Wilderness Heart

Black Mountain

Jagjaguwar – 2010
par Romain, le 17 septembre 2010
9

Depuis le flop bien mou du dernier Wolfmother, le rock psyché n’a pas eu grand-chose de pêchu à nous proposer. C’en était même presque devenu désespérant. Certes, Sleepy Sun a su mitonner un Fever bien sympathique juste avant les vacances, mais ce disque n’était pourtant pas non plus du genre à réveiller un mort. Que faire dans ce cas là sinon croiser les doigts et attendre que Black Mountain revienne rapidement avec une bonne tripotée de riffs bien grassouillets ? Et bien, chers lecteurs, pour une fois ça valait le coup d’attendre ! Wolfmother peut d’ailleurs continuer à pondre des albums liquides pendant des centaines d’années encore, si Stephen Mc Bean se déleste au minimum d’un Wilderness Heart tous les cinq ans, les dieux du psyché continueront de faire tourner le monde sur son axe.

Et dire qu’il y a quatre ans encore, le groupe sortait tout juste de sa cave enfumée, avec pour base de fans des vieux briscards en t-shirt de Led Zepplin ? Et il fallait alors être vraiment un chasseur de buzz sans scrupules pour avoir ouï dire quoi que ce soit à leur propos dans les tréfonds de la blogosphère. Désormais, c’est à la batte que Black Mountain en train de se ménager une place dans la galaxie mainstream, et ce non sans bourriner la carlingue déjà bien corrodée des Harley’s du Black Rebel Motorcycle Club. C’est qu’avec Jagjaguwar (Okkervil River, Bon Iver, …), le duo Black Mountain/Pinkmountain Tops a été plutôt bien pris en main. La preuve avec le débarquement valibré au millimètre d’In the Futur en 2008 qui, dans le contexte géométrique ambiant, avait tout pour séduire : une pochette cubique, des rythmes cubiques et des riffs cubiques. Exactement le genre d’excentricités polygonales capable de fédérer en même temps les mordus de Pink Floyd et la jeunesse ‘cool et rebelle-chemisée-cuir’. Tout bon qu’il fût, In the Future était pourtant un peu mal dégrossi sur les côtés. Tous ces cubes empilés n’inspiraient pas vraiment la légèreté de ton et la nuance de grain. Taper lourd est une chose, mais taper lourd avec classe en est une autre... Et c’est justement ce défi que se propose de relever Wilderness Heart.

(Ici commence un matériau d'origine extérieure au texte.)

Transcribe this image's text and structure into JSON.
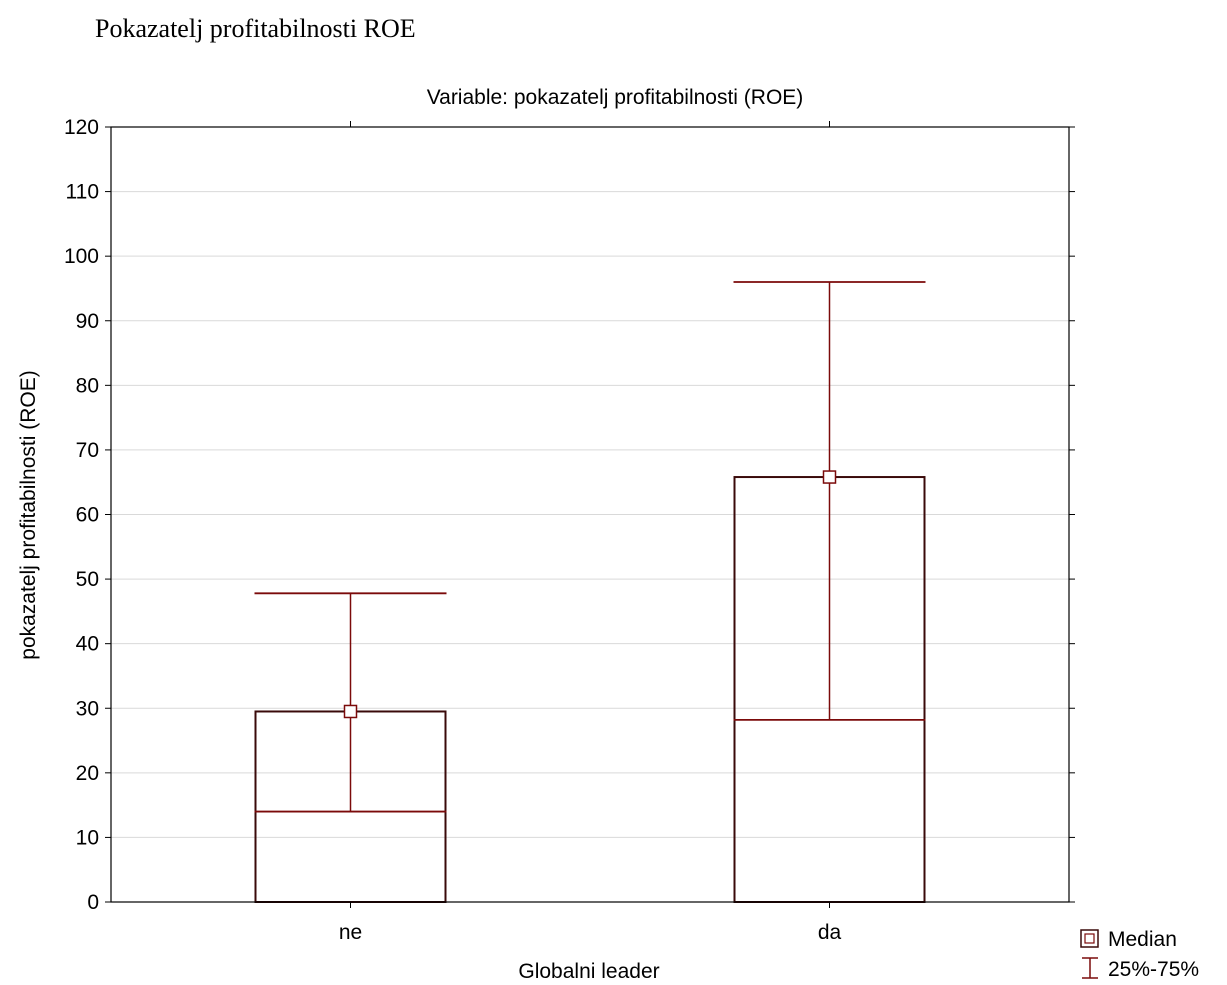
{
  "page_heading": "Pokazatelj profitabilnosti ROE",
  "colors": {
    "series": "#7b0a0a",
    "box_border": "#3a0a0a",
    "grid": "#d9d9d9",
    "axis": "#000000"
  },
  "chart_data": {
    "type": "box",
    "title": "Variable: pokazatelj profitabilnosti (ROE)",
    "xlabel": "Globalni leader",
    "ylabel": "pokazatelj profitabilnosti (ROE)",
    "ylim": [
      0,
      120
    ],
    "yticks": [
      0,
      10,
      20,
      30,
      40,
      50,
      60,
      70,
      80,
      90,
      100,
      110,
      120
    ],
    "grid": true,
    "categories": [
      "ne",
      "da"
    ],
    "boxes": [
      {
        "category": "ne",
        "box_low": 0,
        "box_high": 29.5,
        "median": 29.5,
        "q25": 14,
        "q75": 47.8
      },
      {
        "category": "da",
        "box_low": 0,
        "box_high": 65.8,
        "median": 65.8,
        "q25": 28.2,
        "q75": 96
      }
    ],
    "legend": {
      "position": "bottom-right",
      "items": [
        {
          "symbol": "square",
          "label": "Median"
        },
        {
          "symbol": "whisker",
          "label": "25%-75%"
        }
      ]
    }
  }
}
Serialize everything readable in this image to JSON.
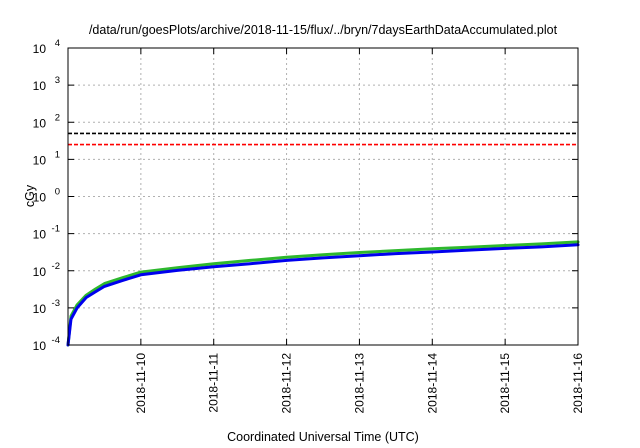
{
  "chart_data": {
    "type": "line",
    "title": "/data/run/goesPlots/archive/2018-11-15/flux/../bryn/7daysEarthDataAccumulated.plot",
    "xlabel": "Coordinated Universal Time (UTC)",
    "ylabel": "cGy",
    "yscale": "log",
    "ylim": [
      0.0001,
      10000
    ],
    "xlim": [
      "2018-11-09T00:00",
      "2018-11-16T00:00"
    ],
    "grid": true,
    "x_ticks": [
      "2018-11-10",
      "2018-11-11",
      "2018-11-12",
      "2018-11-13",
      "2018-11-14",
      "2018-11-15",
      "2018-11-16"
    ],
    "y_ticks": [
      {
        "value": 0.0001,
        "base": "10",
        "exp": "-4"
      },
      {
        "value": 0.001,
        "base": "10",
        "exp": "-3"
      },
      {
        "value": 0.01,
        "base": "10",
        "exp": "-2"
      },
      {
        "value": 0.1,
        "base": "10",
        "exp": "-1"
      },
      {
        "value": 1,
        "base": "10",
        "exp": "0"
      },
      {
        "value": 10,
        "base": "10",
        "exp": "1"
      },
      {
        "value": 100,
        "base": "10",
        "exp": "2"
      },
      {
        "value": 1000,
        "base": "10",
        "exp": "3"
      },
      {
        "value": 10000,
        "base": "10",
        "exp": "4"
      }
    ],
    "reference_lines": [
      {
        "y": 50,
        "color": "#000000",
        "style": "dashed"
      },
      {
        "y": 25,
        "color": "#ff0000",
        "style": "dashed"
      }
    ],
    "series": [
      {
        "color": "#2eb82e",
        "x": [
          "2018-11-09T00:00",
          "2018-11-09T01:00",
          "2018-11-09T03:00",
          "2018-11-09T06:00",
          "2018-11-09T09:00",
          "2018-11-09T12:00",
          "2018-11-09T18:00",
          "2018-11-10T00:00",
          "2018-11-10T12:00",
          "2018-11-11T00:00",
          "2018-11-11T12:00",
          "2018-11-12T00:00",
          "2018-11-12T12:00",
          "2018-11-13T00:00",
          "2018-11-13T12:00",
          "2018-11-14T00:00",
          "2018-11-14T12:00",
          "2018-11-15T00:00",
          "2018-11-15T12:00",
          "2018-11-16T00:00"
        ],
        "y": [
          0.0001,
          0.0006,
          0.0012,
          0.0022,
          0.0032,
          0.0045,
          0.0065,
          0.0092,
          0.012,
          0.0155,
          0.019,
          0.023,
          0.027,
          0.031,
          0.035,
          0.039,
          0.043,
          0.048,
          0.053,
          0.06
        ]
      },
      {
        "color": "#0000ee",
        "x": [
          "2018-11-09T00:00",
          "2018-11-09T01:00",
          "2018-11-09T03:00",
          "2018-11-09T06:00",
          "2018-11-09T09:00",
          "2018-11-09T12:00",
          "2018-11-09T18:00",
          "2018-11-10T00:00",
          "2018-11-10T12:00",
          "2018-11-11T00:00",
          "2018-11-11T12:00",
          "2018-11-12T00:00",
          "2018-11-12T12:00",
          "2018-11-13T00:00",
          "2018-11-13T12:00",
          "2018-11-14T00:00",
          "2018-11-14T12:00",
          "2018-11-15T00:00",
          "2018-11-15T12:00",
          "2018-11-16T00:00"
        ],
        "y": [
          0.0001,
          0.0005,
          0.001,
          0.0019,
          0.0027,
          0.0038,
          0.0055,
          0.0078,
          0.0102,
          0.0128,
          0.0155,
          0.019,
          0.0222,
          0.0255,
          0.029,
          0.032,
          0.036,
          0.04,
          0.044,
          0.05
        ]
      }
    ]
  }
}
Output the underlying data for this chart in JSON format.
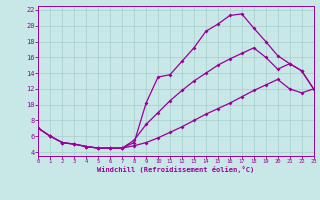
{
  "bg_color": "#c8e8e8",
  "line_color": "#990099",
  "grid_color": "#a8cccc",
  "xlim": [
    0,
    23
  ],
  "ylim": [
    3.5,
    22.5
  ],
  "xtick_vals": [
    0,
    1,
    2,
    3,
    4,
    5,
    6,
    7,
    8,
    9,
    10,
    11,
    12,
    13,
    14,
    15,
    16,
    17,
    18,
    19,
    20,
    21,
    22,
    23
  ],
  "ytick_vals": [
    4,
    6,
    8,
    10,
    12,
    14,
    16,
    18,
    20,
    22
  ],
  "xlabel": "Windchill (Refroidissement éolien,°C)",
  "curve1_x": [
    0,
    1,
    2,
    3,
    4,
    5,
    6,
    7,
    8,
    9,
    10,
    11,
    12,
    13,
    14,
    15,
    16,
    17,
    18,
    19,
    20,
    21,
    22,
    23
  ],
  "curve1_y": [
    7.0,
    6.0,
    5.2,
    5.0,
    4.7,
    4.5,
    4.5,
    4.5,
    5.2,
    10.2,
    13.5,
    13.8,
    15.5,
    17.2,
    19.3,
    20.2,
    21.3,
    21.5,
    19.7,
    18.0,
    16.2,
    15.2,
    14.3,
    12.0
  ],
  "curve2_x": [
    0,
    1,
    2,
    3,
    4,
    5,
    6,
    7,
    8,
    9,
    10,
    11,
    12,
    13,
    14,
    15,
    16,
    17,
    18,
    19,
    20,
    21,
    22,
    23
  ],
  "curve2_y": [
    7.0,
    6.0,
    5.2,
    5.0,
    4.7,
    4.5,
    4.5,
    4.5,
    4.8,
    5.2,
    5.8,
    6.5,
    7.2,
    8.0,
    8.8,
    9.5,
    10.2,
    11.0,
    11.8,
    12.5,
    13.2,
    12.0,
    11.5,
    12.0
  ],
  "curve3_x": [
    0,
    1,
    2,
    3,
    4,
    5,
    6,
    7,
    8,
    9,
    10,
    11,
    12,
    13,
    14,
    15,
    16,
    17,
    18,
    19,
    20,
    21,
    22,
    23
  ],
  "curve3_y": [
    7.0,
    6.0,
    5.2,
    5.0,
    4.7,
    4.5,
    4.5,
    4.5,
    5.5,
    7.5,
    9.0,
    10.5,
    11.8,
    13.0,
    14.0,
    15.0,
    15.8,
    16.5,
    17.2,
    16.0,
    14.5,
    15.2,
    14.3,
    12.0
  ]
}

Manifestement le mot d’ordre consistait à abandonner la formule monolithique des albums antérieurs pour miser sur une forme beaucoup plus hétéroclite. Et il en fallait donc pour toutes les oreilles. Pour ce faire, Mc Bean semble être retourné dans sa discothèque personnelle pour dégoter un tas de thèmes ne se limitant pas exclusivement aux sources traditionnelles du heavy psychédélique (en gros, Black Sabbath). On retrouve donc ici n tas d’influences purpliennes (« Old Fangs » est un exemple de choix), garage rock (« The Hair Song », « The Way To Gone ») ou même folk avec des balades acoustiques à quatre épingles (« Radiant Hearts », « Buried By the Blues » et la magnifique « The Space of Your Mind » qui semble tout droit venu d’une autre époque). Mais que les fans de cubes ne se fâchent pas : mis à part ces quelques écarts de conduite du meilleur goût, les murs de distorsions ne manquent pas de s’abattre. Les immenses « Rollercoaster », « Wolderness Heart » et le massivement cylindré "Let Spirits Ride" sont d’ailleurs là pour en témoigner, basses cadencées et riffs en plomb à l’appui.

On ne va pas vous faire un dessin: Black Mountain a décidé de se diversifier sur Wilderness Heart. Ce faisant, il prouve qu’il a un bon paquet d'atous en main. Car si d’aventure ce groupe avait tendance à vous brusquer le tympan jusqu’à l’abrutissement par le passé, sachez qu’il vient de pondre une pure merveille d’album; une perle juste, égale et rythmée de bout en bout par de vraies mélodies et une palette de sonorités très riche.